This week we’re kicking off the first session of the ML for Audio Study Group! The first three sessions will be an overview of audio, ASR and TTS. There will be some presentations at the beginning related to the suggested resources and time to answer questions at the end.
Topic: Kickoff + Overview of Audio related use cases
Are there any works that directly peform modeling on raw audio signals itself (e.g. say sentiment or emotion) without using text as intermediate medium? How common is it compared to doing ASR and then running regular NLP models on text?
I have been wanting to build a side project for counting filler words (uhm, basically etc.) I use when I am speaking. What sort of audio task does this map into and what should I learn to be able to build this?
I’d like to join @amitness’s first question and add some context. A significant portion of information is lost when we transform speech to text. There’s tempo, timbre, volume, pitch, clarity of pronunciation, logical stress. All these aspects may be helpful on downstream tasks, as it would seem. Arguably, to determine an emotion being expressed pitch, volume and tempo might be just as useful (or even more useful!) as the content itself. Meanwhile, logical stress may change the meaning of an utterance significantly. For example, consider italicizing may instead meaning in my previous sentence. I think it makes sense to consider using non-verbal information for automatic speech understanding and generation. Is that a thing currently?

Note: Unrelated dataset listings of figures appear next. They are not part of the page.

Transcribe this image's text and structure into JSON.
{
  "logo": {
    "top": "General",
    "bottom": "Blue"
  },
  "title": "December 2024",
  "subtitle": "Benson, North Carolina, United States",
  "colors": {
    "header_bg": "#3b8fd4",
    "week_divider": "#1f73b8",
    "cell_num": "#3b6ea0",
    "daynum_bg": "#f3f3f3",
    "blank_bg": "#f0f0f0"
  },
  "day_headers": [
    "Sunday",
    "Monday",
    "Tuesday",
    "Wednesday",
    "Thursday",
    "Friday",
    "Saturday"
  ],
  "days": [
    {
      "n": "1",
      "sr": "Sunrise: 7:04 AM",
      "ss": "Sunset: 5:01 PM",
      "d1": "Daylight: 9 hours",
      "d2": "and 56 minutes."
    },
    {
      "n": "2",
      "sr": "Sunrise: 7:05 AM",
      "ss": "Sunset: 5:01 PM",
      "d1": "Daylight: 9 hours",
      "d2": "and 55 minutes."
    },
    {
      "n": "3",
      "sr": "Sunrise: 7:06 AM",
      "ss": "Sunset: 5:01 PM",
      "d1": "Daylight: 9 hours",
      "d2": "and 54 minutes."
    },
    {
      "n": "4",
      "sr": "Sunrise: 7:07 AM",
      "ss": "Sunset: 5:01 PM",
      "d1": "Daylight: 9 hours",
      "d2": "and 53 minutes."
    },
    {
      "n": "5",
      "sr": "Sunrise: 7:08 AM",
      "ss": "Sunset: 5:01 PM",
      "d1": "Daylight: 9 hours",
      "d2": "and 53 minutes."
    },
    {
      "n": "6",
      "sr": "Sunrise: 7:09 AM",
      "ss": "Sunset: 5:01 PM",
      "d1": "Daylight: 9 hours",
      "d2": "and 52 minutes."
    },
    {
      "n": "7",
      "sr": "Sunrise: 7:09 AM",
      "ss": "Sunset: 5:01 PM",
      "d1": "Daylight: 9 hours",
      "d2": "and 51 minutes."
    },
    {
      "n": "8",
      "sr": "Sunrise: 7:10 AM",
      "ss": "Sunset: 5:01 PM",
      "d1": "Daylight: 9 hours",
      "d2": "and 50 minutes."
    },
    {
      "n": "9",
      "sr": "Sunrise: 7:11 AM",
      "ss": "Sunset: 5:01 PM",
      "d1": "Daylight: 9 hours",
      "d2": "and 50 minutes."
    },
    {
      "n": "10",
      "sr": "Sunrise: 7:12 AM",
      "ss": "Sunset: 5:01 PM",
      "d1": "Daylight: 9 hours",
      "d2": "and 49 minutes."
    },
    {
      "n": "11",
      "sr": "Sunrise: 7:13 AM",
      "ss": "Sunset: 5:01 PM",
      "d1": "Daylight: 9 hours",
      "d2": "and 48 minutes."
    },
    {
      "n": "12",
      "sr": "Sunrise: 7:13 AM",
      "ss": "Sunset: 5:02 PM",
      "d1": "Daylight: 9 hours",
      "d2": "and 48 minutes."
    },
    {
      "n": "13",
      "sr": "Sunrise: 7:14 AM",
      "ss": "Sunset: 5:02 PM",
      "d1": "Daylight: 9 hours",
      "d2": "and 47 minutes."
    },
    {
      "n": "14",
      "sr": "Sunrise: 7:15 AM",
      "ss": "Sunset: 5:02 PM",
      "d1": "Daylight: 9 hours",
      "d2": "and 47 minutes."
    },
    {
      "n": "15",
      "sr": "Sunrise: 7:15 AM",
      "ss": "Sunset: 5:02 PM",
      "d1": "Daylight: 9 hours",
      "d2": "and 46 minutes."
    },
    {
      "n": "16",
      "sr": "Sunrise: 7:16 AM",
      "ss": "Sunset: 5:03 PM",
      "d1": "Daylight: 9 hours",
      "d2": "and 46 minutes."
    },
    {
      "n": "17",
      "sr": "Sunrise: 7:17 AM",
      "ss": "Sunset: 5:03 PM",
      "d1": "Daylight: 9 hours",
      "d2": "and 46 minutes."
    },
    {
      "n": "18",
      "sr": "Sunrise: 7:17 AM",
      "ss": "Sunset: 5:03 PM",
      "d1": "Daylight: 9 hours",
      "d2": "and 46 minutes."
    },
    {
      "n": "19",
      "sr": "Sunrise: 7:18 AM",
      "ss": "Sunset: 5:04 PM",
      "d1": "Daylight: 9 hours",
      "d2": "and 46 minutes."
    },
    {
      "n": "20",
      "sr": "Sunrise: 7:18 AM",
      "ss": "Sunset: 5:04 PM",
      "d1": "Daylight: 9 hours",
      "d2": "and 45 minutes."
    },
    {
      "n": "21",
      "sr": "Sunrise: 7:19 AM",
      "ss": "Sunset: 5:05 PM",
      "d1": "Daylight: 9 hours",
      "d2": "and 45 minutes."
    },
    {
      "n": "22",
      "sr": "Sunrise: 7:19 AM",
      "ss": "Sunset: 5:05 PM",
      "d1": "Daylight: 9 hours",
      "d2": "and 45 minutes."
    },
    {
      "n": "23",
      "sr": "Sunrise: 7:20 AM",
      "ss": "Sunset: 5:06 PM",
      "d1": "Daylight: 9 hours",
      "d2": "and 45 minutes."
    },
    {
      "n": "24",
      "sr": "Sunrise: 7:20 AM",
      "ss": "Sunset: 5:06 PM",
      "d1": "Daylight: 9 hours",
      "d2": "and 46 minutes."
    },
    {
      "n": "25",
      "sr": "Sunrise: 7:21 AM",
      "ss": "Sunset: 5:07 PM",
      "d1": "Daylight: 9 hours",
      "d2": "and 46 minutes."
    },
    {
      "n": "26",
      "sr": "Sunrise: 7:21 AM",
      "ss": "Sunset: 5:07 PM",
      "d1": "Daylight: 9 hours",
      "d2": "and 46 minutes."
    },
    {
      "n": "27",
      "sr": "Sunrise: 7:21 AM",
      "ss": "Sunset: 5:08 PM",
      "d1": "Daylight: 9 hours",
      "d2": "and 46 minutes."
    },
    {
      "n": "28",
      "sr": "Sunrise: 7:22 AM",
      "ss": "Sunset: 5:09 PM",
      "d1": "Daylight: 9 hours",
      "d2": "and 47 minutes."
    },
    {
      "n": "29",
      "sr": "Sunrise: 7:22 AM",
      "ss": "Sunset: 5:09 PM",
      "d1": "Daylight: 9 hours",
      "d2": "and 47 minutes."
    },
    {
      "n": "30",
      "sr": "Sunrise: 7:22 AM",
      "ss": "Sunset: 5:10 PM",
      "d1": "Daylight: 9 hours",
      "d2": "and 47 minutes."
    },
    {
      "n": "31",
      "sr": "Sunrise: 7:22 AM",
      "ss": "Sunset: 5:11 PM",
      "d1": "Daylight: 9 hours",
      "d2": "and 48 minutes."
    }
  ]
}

I also have some question related to the suggested article. So how are time step intervals are determined? Are these intervals constant? Different phonemes have different durations (that also depend on a speaker’s individual characteristics). Moreover, in some languages the difference between long and short vowels, for example, is grammatically significant, so it seems that a shorter window wouldn’t capture that difference. Is that accounted for somehow?
Counting filler words or just removing filler words from a speech signal is an interesting problem and is also a very important speech enhancement use case as well.
a naive way of doing this would be to just flag disfluency in the speech, anywhere you see abrupt patterns/ breaks in the overall text flag them in the dataset and then train a classifier to look at 10ms breaks and classify them as “filler word” or not.
You can find a similar approach in this paper: https://arxiv.org/pdf/1812.03415.pdf
@adorkin (answered at 51:00)
I think my response to @amitness#1 should be sufficient to answer your Question but do let me know if you have any follow-up or clarification questions.
for your second question, you are absolutely correct about it, specifically for English we work with 10ms windows and this may change for other languages. We also employ another algorithm and loss function called CTC (Connectionist Temporal Classification)
“The intuition of CTC is to output a single character for every frame of the input, so that the output is the same length as the input, and then to apply a collapsing function that combines sequences of identical letters, resulting in a shorter sequence.” - SLP CH 26 (26.4)
We’ll be covering this a bit next Tuesday too.
Regarding colabs - you can find some ready-to-use colabs at https://speechbrain.github.io/ most of them are well commented and provide a good overview.
In relation to question 1 of @amitness , in terms of performance (in terms of results but also in terms of inference time), is it more efficient to proceed in two steps (ASR → transcription → task to be processed via an NLP model) or in one step: audio → task to be processed (sentiment analysis, NER, etc.)?
Speech, in general, is way more feature-rich when compared with text (just a 1D representation of information). This also means that it requires a rather large-sized model to process it.
In my experience so far, wherever inference has been the most important criteria, you’re much better off converting to text and working with it a lot of voice assistants use that for intent classification at least.